Security: declarative authorization - activescaffold/active_scaffold GitHub Wiki

Here are some tips on using declarative_authorization with ActiveScaffold’s security model. These tips assume you already know how to use declarative_authorization.

Settings

security.default_permission global

From the Security page:

A boolean value for what a security check should return in the absence of a relevant method. The default is true, which lets ActiveScaffold work out of the box. If you need to be security conscious in your application, you should consider setting this to false so that nothing works until you permit it.

Unfortunately, this doesn’t seem to work. In order to get things working I had to comment the line out so that it would default to true. I also added a few other methods to the ApplicationController.

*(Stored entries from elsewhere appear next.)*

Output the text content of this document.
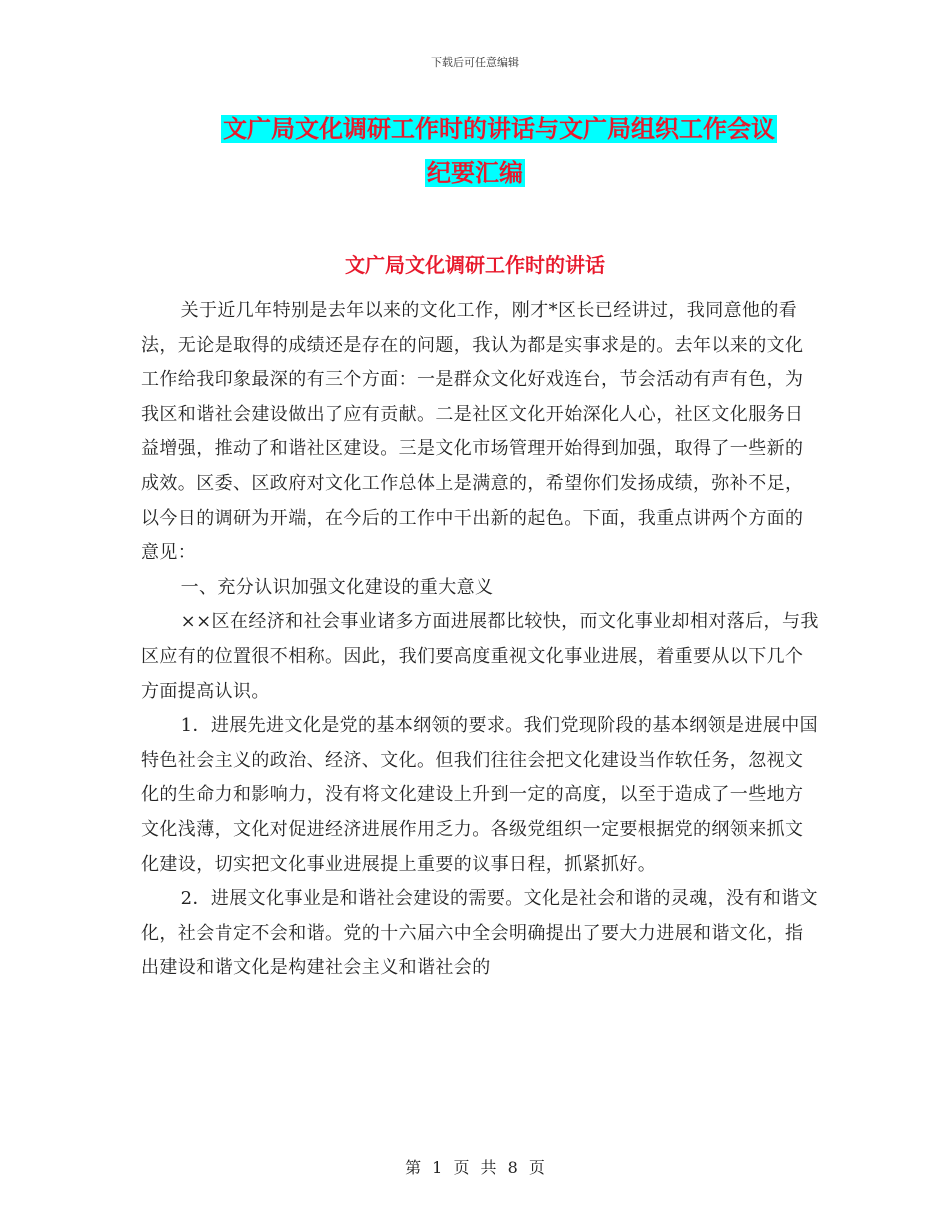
下载后可任意编辑
文广局文化调研工作时的讲话与文广局组织工作会议
纪要汇编
文广局文化调研工作时的讲话

关于近几年特别是去年以来的文化工作，刚才*区长已经讲过，我同意他的看法，无论是取得的成绩还是存在的问题，我认为都是实事求是的。去年以来的文化工作给我印象最深的有三个方面：一是群众文化好戏连台，节会活动有声有色，为我区和谐社会建设做出了应有贡献。二是社区文化开始深化人心，社区文化服务日益增强，推动了和谐社区建设。三是文化市场管理开始得到加强，取得了一些新的成效。区委、区政府对文化工作总体上是满意的，希望你们发扬成绩，弥补不足，以今日的调研为开端，在今后的工作中干出新的起色。下面，我重点讲两个方面的意见：

一、充分认识加强文化建设的重大意义

××区在经济和社会事业诸多方面进展都比较快，而文化事业却相对落后，与我区应有的位置很不相称。因此，我们要高度重视文化事业进展，着重要从以下几个方面提高认识。

1．进展先进文化是党的基本纲领的要求。我们党现阶段的基本纲领是进展中国特色社会主义的政治、经济、文化。但我们往往会把文化建设当作软任务，忽视文化的生命力和影响力，没有将文化建设上升到一定的高度，以至于造成了一些地方文化浅薄，文化对促进经济进展作用乏力。各级党组织一定要根据党的纲领来抓文化建设，切实把文化事业进展提上重要的议事日程，抓紧抓好。

2．进展文化事业是和谐社会建设的需要。文化是社会和谐的灵魂，没有和谐文化，社会肯定不会和谐。党的十六届六中全会明确提出了要大力进展和谐文化，指出建设和谐文化是构建社会主义和谐社会的

第 1 页 共 8 页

class ApplicationController < ActionController::Base

  # Set up the current user for declarative_authorization
  before_filter { |c| Authorization.current_user = c.current_user }

  # Handle security errors
  rescue_from ActiveScaffold::ActionNotAllowed, :with => :permission_denied

  ActiveScaffold.set_defaults do |config|
    # config.security.default_permission = false
  end

  def permission_denied
    flash[:error] = "Sorry, you are not allowed to access that page."
    redirect_to root_url
  end
end

Controllers

Do not use filter_resource_access in your controllers. Instead, implement the #{action_name}_authorized? methods like this:

class PostsController < ApplicationController
  # filter_resource_access

  active_scaffold :post do |conf|
  end

  def create_authorized?
    permitted_to? :create, :posts
  end

  def show_authorized?(record = nil)
    permitted_to? :read, :posts
  end

  def list_authorized?
    permitted_to? :read, :posts
  end

  def update_authorized?(record = nil)
    permitted_to? :update, :posts
  end

  def delete_authorized?(record = nil)
    permitted_to? :delete, :posts
  end

end

Models

Do not use using_access_control at the top of your models. Instead implement the authorized_for_#{crud_type}? methods like this:

class Post < ActiveRecord::Base
  # using_access_control

  belongs_to :author
  has_many :comments

  def self.authorized_for :create
    self.permitted_to? :create
  end

  def authorized_for_read?
    permitted_to? :read
  end

  def authorized_for_update?
    permitted_to? :update
  end

  def authorized_for_delete?
    permitted_to? :delete
  end

end

And that is pretty much it. If you don’t implement these methods on a particular model/controller, then you won’t have any security on them.